Active learning approach
The essence of 'active learning' lies in engaging students directly in the learning process to enhance their capacity to absorb and utilize knowledge. By offering a vividly authentic string-building process, complete with contextual explanations, helpful hints, and detailed error validations, we aimed to facilitate a deeper understanding of both their course material and the real-world tasks they would eventually undertake.
Solution delivery
The SCS module, employing 'active learning' strategies, aimed to invigorate the student experience beyond traditional passive methods. Upon completing a drilling string assembly, students plunged into the simulation for firsthand practice. Teachers, in turn, could access students' assembly results and make necessary adjustments in the Job Picker, fostering a responsive learning environment.
VII.
Conclusion & Impact
The Rig Simulator project, comprising three modules, was designed with a clear objective in mind: to enhance knowledge retention and comprehension of both onshore and offshore oil drilling processes. The ultimate aim was to bridge the gap between classroom education and real-life drilling experiences, which, in theory, it should accomplish. This was achieved through a combination of active learning techniques and a deep immersion into 3D simulation, offering a dynamic and engaging learning experience.
The initial feedback we received from the primary stakeholder and a handful of course instructors was highly encouraging, with immediate plans to incorporate the software into their curricula. While we would have appreciated the opportunity to conduct comprehensive user testing and research throughout the process and gather standard UX metrics (like CSAT, CES, time-on-task, etc.) for potential improvements, the response was overwhelmingly positive.
Interestingly, the project's success sparked interest across other internal departments within Halliburton. Several departments were already in queue, eager for a customized version to be developed for their respective areas, further testifying to the project's potential impact.
VIII.
Retrospective
Looking back on the rig simulator project, I had a few takeaways and reflections about the process and outcome.

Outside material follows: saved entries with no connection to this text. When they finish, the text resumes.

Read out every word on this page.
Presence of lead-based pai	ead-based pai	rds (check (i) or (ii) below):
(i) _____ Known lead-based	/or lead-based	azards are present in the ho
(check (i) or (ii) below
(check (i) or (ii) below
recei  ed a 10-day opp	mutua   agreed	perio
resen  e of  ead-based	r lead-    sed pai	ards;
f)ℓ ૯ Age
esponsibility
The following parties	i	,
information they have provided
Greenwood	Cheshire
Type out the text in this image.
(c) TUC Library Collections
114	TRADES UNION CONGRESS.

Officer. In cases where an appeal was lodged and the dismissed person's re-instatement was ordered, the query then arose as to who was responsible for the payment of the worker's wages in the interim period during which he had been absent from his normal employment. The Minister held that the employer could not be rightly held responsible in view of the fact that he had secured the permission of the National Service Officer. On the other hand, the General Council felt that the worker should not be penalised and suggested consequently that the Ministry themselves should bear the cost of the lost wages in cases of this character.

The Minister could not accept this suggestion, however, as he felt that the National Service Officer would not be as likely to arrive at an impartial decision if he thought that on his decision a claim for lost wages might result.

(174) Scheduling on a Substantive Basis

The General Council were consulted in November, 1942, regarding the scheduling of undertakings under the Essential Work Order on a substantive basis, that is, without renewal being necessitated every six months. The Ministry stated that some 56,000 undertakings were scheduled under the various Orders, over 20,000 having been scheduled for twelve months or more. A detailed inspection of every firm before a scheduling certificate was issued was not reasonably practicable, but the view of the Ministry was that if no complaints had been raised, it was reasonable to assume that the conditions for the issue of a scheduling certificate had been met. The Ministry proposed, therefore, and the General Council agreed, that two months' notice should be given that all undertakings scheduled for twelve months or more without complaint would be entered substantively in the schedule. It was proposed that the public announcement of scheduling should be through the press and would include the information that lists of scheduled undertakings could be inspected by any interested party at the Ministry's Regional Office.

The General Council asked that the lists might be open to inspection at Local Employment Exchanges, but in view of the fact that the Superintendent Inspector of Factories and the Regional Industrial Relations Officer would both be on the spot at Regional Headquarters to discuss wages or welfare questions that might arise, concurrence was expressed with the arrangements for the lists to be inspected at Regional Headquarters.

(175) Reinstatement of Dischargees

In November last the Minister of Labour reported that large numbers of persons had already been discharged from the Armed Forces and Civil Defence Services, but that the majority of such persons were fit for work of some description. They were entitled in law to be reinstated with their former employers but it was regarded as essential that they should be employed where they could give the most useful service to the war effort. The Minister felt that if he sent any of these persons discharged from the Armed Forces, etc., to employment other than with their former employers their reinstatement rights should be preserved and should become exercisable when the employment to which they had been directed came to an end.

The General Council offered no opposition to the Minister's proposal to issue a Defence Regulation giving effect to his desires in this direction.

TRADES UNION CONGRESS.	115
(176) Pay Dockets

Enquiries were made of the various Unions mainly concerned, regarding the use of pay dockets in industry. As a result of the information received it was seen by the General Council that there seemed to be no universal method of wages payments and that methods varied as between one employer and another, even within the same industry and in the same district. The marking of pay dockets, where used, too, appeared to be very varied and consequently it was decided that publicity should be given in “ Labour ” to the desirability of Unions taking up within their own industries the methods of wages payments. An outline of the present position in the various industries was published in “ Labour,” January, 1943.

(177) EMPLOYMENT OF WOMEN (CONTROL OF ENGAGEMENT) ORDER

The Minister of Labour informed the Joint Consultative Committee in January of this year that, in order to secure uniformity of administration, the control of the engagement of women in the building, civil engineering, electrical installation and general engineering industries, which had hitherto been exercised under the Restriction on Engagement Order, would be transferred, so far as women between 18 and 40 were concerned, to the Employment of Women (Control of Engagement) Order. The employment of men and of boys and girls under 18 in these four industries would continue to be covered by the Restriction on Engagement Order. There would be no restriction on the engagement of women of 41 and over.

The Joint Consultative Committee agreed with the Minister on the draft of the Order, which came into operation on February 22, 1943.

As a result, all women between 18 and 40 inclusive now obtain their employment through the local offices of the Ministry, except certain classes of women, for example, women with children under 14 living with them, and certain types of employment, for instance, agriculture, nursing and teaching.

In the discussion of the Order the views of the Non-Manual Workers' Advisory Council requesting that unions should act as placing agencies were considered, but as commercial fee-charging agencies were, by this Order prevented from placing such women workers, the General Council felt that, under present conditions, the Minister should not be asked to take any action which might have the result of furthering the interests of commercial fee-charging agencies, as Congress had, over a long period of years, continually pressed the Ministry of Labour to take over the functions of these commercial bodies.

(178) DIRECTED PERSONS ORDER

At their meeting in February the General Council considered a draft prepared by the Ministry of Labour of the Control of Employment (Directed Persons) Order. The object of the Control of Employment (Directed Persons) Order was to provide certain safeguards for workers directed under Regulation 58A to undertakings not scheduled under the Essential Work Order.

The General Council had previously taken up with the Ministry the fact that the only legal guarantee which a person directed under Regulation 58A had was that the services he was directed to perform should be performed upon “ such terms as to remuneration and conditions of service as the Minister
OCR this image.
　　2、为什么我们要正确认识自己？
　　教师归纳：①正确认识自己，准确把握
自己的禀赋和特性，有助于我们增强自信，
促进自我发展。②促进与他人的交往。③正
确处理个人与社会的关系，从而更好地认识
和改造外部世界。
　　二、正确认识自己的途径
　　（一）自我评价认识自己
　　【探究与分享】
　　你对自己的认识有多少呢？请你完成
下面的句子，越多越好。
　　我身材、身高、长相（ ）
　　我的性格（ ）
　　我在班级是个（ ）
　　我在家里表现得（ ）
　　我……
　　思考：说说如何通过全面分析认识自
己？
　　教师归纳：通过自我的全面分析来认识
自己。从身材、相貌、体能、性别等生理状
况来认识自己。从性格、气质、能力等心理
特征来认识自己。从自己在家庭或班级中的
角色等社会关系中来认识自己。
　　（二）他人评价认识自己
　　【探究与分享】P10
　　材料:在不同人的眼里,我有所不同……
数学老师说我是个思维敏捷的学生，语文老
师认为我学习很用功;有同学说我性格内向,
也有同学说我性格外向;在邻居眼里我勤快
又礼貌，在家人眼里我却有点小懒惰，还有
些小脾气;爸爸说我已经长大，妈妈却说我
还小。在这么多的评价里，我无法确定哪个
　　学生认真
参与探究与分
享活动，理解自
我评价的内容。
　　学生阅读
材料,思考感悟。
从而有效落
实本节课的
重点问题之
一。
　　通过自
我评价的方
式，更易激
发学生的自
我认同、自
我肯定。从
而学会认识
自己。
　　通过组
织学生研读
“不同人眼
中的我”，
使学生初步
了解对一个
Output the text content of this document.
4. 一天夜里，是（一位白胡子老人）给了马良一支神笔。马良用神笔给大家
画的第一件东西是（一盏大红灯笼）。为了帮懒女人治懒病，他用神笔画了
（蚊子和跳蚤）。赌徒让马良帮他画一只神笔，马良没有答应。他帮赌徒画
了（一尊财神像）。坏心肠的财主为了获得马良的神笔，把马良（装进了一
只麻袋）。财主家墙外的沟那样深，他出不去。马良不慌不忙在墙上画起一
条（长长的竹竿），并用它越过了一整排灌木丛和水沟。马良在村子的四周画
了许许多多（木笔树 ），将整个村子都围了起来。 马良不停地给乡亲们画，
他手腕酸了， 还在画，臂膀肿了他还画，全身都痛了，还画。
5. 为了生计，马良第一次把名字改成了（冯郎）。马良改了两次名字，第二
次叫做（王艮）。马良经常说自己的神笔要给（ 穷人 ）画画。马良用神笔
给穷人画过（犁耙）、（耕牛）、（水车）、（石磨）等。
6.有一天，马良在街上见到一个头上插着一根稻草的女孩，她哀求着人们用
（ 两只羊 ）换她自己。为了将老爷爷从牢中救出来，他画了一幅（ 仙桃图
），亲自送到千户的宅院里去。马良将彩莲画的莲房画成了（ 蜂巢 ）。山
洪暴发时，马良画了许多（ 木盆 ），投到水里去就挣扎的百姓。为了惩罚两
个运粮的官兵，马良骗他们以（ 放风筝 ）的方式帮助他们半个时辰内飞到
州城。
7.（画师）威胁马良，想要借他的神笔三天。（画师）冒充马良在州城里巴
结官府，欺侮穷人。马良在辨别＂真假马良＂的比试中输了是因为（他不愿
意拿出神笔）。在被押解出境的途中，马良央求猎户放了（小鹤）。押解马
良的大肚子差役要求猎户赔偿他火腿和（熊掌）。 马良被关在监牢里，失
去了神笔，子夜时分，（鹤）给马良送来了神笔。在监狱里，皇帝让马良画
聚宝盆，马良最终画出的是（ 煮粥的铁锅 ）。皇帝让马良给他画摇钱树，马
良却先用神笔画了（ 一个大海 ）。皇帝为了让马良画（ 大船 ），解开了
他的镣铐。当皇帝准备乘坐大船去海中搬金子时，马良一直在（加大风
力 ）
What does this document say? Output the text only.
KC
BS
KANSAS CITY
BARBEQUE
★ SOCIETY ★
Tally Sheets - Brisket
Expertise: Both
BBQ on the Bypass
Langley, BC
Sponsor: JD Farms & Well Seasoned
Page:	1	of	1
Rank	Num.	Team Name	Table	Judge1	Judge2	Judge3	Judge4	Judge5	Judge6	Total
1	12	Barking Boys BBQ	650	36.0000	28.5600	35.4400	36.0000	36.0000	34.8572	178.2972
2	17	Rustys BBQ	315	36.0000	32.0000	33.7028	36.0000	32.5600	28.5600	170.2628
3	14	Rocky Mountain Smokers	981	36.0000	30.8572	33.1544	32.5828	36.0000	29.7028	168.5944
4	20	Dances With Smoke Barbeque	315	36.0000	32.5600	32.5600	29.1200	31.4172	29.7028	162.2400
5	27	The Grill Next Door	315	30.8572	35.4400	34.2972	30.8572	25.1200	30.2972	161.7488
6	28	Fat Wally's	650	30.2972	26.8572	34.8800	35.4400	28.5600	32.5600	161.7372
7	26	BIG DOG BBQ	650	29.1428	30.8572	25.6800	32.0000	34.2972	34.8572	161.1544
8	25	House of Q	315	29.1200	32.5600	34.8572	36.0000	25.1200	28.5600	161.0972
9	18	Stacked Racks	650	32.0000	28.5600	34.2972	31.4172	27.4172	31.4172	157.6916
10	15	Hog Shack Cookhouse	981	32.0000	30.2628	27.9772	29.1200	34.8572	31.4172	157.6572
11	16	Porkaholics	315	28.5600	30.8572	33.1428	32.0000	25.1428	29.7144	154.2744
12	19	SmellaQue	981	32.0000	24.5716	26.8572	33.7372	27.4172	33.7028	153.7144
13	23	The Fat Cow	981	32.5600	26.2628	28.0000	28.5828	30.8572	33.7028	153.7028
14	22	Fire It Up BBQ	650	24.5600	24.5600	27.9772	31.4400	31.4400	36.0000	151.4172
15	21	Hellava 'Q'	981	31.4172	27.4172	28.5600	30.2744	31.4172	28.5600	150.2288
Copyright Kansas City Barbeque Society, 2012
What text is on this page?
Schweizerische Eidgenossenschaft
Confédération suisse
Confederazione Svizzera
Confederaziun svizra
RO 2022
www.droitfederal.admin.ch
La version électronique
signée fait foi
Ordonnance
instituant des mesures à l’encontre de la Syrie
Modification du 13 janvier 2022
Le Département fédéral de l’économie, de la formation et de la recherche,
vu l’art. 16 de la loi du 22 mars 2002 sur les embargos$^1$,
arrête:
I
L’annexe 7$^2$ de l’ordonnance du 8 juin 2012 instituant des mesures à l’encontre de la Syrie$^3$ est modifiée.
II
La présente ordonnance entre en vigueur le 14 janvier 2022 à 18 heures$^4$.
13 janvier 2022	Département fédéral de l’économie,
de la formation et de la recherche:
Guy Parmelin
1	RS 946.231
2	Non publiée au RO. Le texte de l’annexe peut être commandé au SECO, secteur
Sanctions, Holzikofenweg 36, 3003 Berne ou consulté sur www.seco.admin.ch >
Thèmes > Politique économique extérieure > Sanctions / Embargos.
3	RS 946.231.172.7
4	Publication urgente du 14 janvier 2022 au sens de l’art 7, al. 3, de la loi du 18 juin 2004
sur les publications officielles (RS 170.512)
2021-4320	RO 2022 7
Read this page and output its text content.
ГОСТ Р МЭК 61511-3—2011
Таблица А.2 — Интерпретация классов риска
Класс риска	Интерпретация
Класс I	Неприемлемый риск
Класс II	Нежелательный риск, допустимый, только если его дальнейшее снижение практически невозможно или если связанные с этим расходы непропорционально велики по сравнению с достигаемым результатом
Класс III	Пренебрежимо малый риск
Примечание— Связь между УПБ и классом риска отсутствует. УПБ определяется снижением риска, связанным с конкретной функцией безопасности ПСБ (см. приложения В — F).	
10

Given this was my first real UX design role, I didn't know at the time, but it was one of the best, true agile processes I had been a part of. The balance and collaboration between design, engineering, and product was very effective, and the scrum ceremonies were done very well. This allowed us to iterate quickly, but with purpose and clarity.
The lack of research and analytics left a clear gap in developing user insights and benchmarking/testing solutions for improving measurable outcomes. Our stakeholder was happy but even measuring success with him would have been great.
Overall, I learned so much from this project and was really fortunate to get to work on such a dynamic, and challenging, product so early on in my career.